Financial Implications for Sponsors and Developers
Without uniform ethical guidelines, clinical trial sponsors may face mounting legal exposure and increased insurance premiums. In an analysis by Willis Towers Watson, 68% of surveyed biotech CFOs said they expected trial insurance costs to rise due to AI-related liability concerns in 2025.
Technology vendors operating in the decentralized trial space may also face regulatory bottlenecks. “It’s not just about compliance anymore. It’s about investor risk,” said Rachel Kumari, managing director of digital health at L.E.K. Consulting. “Companies that lack a transparent ethical roadmap may find themselves on the wrong side of public scrutiny or litigation.”
What Comes Next?
So far, HHS has not announced a successor to SACHRP. The Office for Human Research Protections (OHRP) remains operational but understaffed, and it is unclear whether it will issue new AI-focused guidance.
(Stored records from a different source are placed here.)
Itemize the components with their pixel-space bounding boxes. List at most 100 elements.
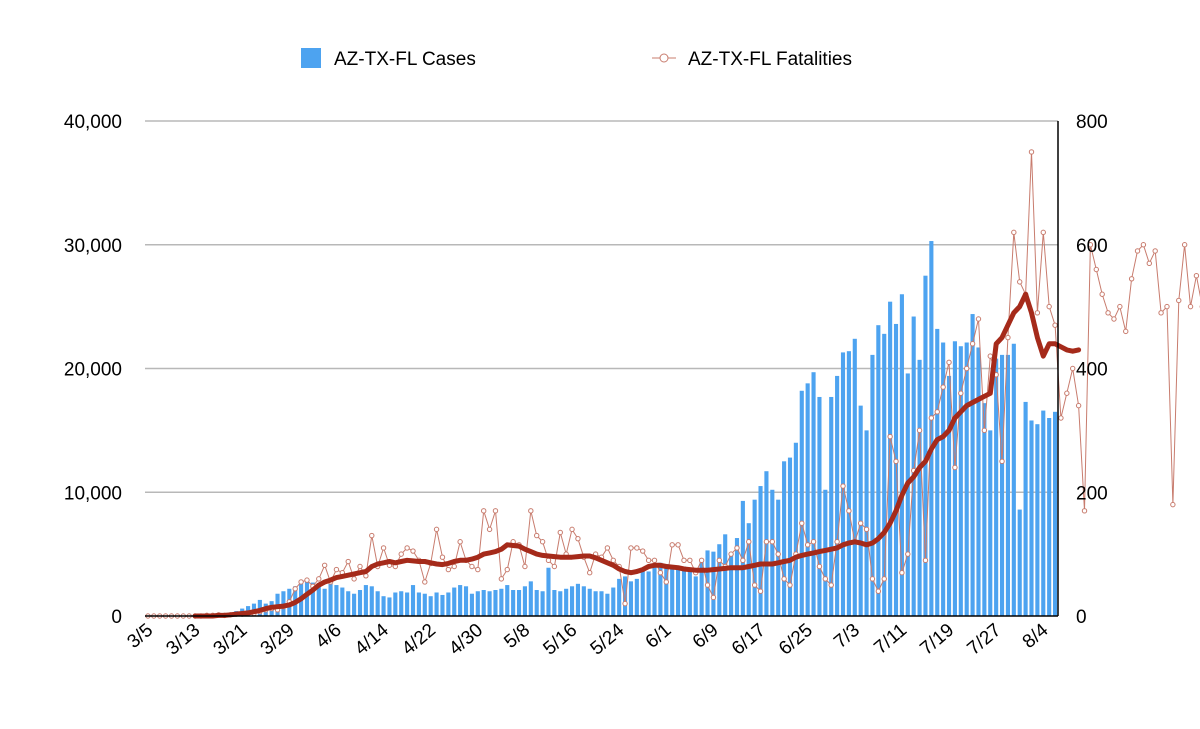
fatalities-point bbox=[1124, 329, 1128, 333]
fatalities-point bbox=[717, 558, 721, 562]
fatalities-point bbox=[1129, 277, 1133, 281]
cases-bar bbox=[723, 534, 727, 616]
fatalities-point bbox=[535, 533, 539, 537]
cases-bar bbox=[847, 351, 851, 616]
cases-bar bbox=[1029, 420, 1033, 616]
fatalities-point bbox=[970, 342, 974, 346]
fatalities-point bbox=[646, 558, 650, 562]
fatalities-point bbox=[299, 580, 303, 584]
fatalities-point bbox=[1076, 403, 1080, 407]
fatalities-point bbox=[605, 546, 609, 550]
cases-bar bbox=[918, 360, 922, 616]
fatalities-point bbox=[1071, 366, 1075, 370]
fatalities-point bbox=[405, 546, 409, 550]
cases-bar bbox=[488, 591, 492, 616]
cases-bar bbox=[806, 383, 810, 616]
x-tick-label: 7/27 bbox=[964, 620, 1006, 660]
fatalities-point bbox=[1165, 304, 1169, 308]
cases-bar bbox=[729, 554, 733, 616]
fatalities-point bbox=[1053, 323, 1057, 327]
fatalities-point bbox=[670, 543, 674, 547]
cases-bar bbox=[305, 581, 309, 616]
cases-bar bbox=[423, 594, 427, 616]
cases-bar bbox=[499, 589, 503, 616]
fatalities-point bbox=[841, 484, 845, 488]
fatalities-point bbox=[1118, 304, 1122, 308]
fatalities-point bbox=[481, 509, 485, 513]
fatalities-point bbox=[965, 366, 969, 370]
cases-bar bbox=[682, 567, 686, 617]
fatalities-point bbox=[370, 533, 374, 537]
x-tick-label: 3/13 bbox=[162, 620, 204, 660]
cases-bar bbox=[446, 592, 450, 616]
cases-bar bbox=[511, 590, 515, 616]
cases-bar bbox=[505, 585, 509, 616]
cases-bar bbox=[576, 584, 580, 616]
cases-bar bbox=[411, 585, 415, 616]
fatalities-point bbox=[664, 580, 668, 584]
fatalities-point bbox=[293, 587, 297, 591]
cases-bar bbox=[971, 314, 975, 616]
fatalities-point bbox=[676, 543, 680, 547]
fatalities-point bbox=[747, 540, 751, 544]
cases-bar bbox=[947, 376, 951, 616]
right-tick-label: 0 bbox=[1076, 607, 1087, 628]
cases-bar bbox=[935, 329, 939, 616]
fatalities-point bbox=[576, 536, 580, 540]
cases-bar bbox=[652, 565, 656, 616]
fatalities-average-series bbox=[195, 294, 1079, 616]
fatalities-point bbox=[546, 558, 550, 562]
cases-bar bbox=[570, 586, 574, 616]
cases-bar bbox=[694, 576, 698, 616]
fatalities-point bbox=[458, 540, 462, 544]
fatalities-point bbox=[776, 552, 780, 556]
fatalities-point bbox=[1059, 416, 1063, 420]
x-tick-label: 7/11 bbox=[870, 620, 911, 659]
fatalities-point bbox=[959, 391, 963, 395]
fatalities-point bbox=[823, 577, 827, 581]
fatalities-point bbox=[682, 558, 686, 562]
x-tick-label: 6/1 bbox=[642, 620, 676, 653]
fatalities-point bbox=[505, 567, 509, 571]
cases-bar bbox=[546, 568, 550, 616]
x-tick-label: 6/25 bbox=[775, 620, 817, 660]
cases-bar bbox=[405, 592, 409, 616]
cases-bar bbox=[452, 588, 456, 616]
cases-bar bbox=[493, 590, 497, 616]
left-tick-label: 30,000 bbox=[64, 236, 122, 257]
cases-bar bbox=[788, 458, 792, 616]
fatalities-point bbox=[1135, 249, 1139, 253]
fatalities-point bbox=[305, 578, 309, 582]
cases-bar bbox=[594, 591, 598, 616]
cases-bar bbox=[953, 341, 957, 616]
fatalities-average-line bbox=[195, 294, 1079, 616]
fatalities-point bbox=[1153, 249, 1157, 253]
fatalities-point bbox=[882, 577, 886, 581]
fatalities-point bbox=[346, 559, 350, 563]
cases-bar bbox=[747, 523, 751, 616]
fatalities-point bbox=[805, 543, 809, 547]
cases-bar bbox=[782, 461, 786, 616]
fatalities-point bbox=[741, 558, 745, 562]
fatalities-point bbox=[381, 546, 385, 550]
fatalities-point bbox=[499, 577, 503, 581]
cases-bar bbox=[629, 581, 633, 616]
fatalities-point bbox=[358, 564, 362, 568]
fatalities-point bbox=[1041, 230, 1045, 234]
cases-bar bbox=[617, 579, 621, 616]
fatalities-point bbox=[434, 527, 438, 531]
cases-bar bbox=[611, 588, 615, 616]
cases-bar bbox=[976, 347, 980, 616]
cases-bar bbox=[535, 590, 539, 616]
fatalities-point bbox=[1006, 335, 1010, 339]
cases-bar bbox=[941, 343, 945, 616]
fatalities-point bbox=[317, 577, 321, 581]
cases-bar bbox=[352, 594, 356, 616]
cases-bar bbox=[523, 586, 527, 616]
fatalities-point bbox=[1018, 280, 1022, 284]
fatalities-point bbox=[953, 465, 957, 469]
fatalities-point bbox=[817, 564, 821, 568]
fatalities-point bbox=[800, 521, 804, 525]
fatalities-point bbox=[1012, 230, 1016, 234]
fatalities-point bbox=[493, 509, 497, 513]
In the meantime, stakeholders await additional direction from FDA and CMS—both of which have recently reorganized internal offices to accommodate AI policy development, though timelines remain vague.
The real question, then, is not whether AI will be used in clinical research—it already is. The question is whether the healthcare system can regulate it fast enough to prevent harm, protect privacy, and maintain public trust. Without a credible, centralized ethics body, that challenge becomes harder by the day.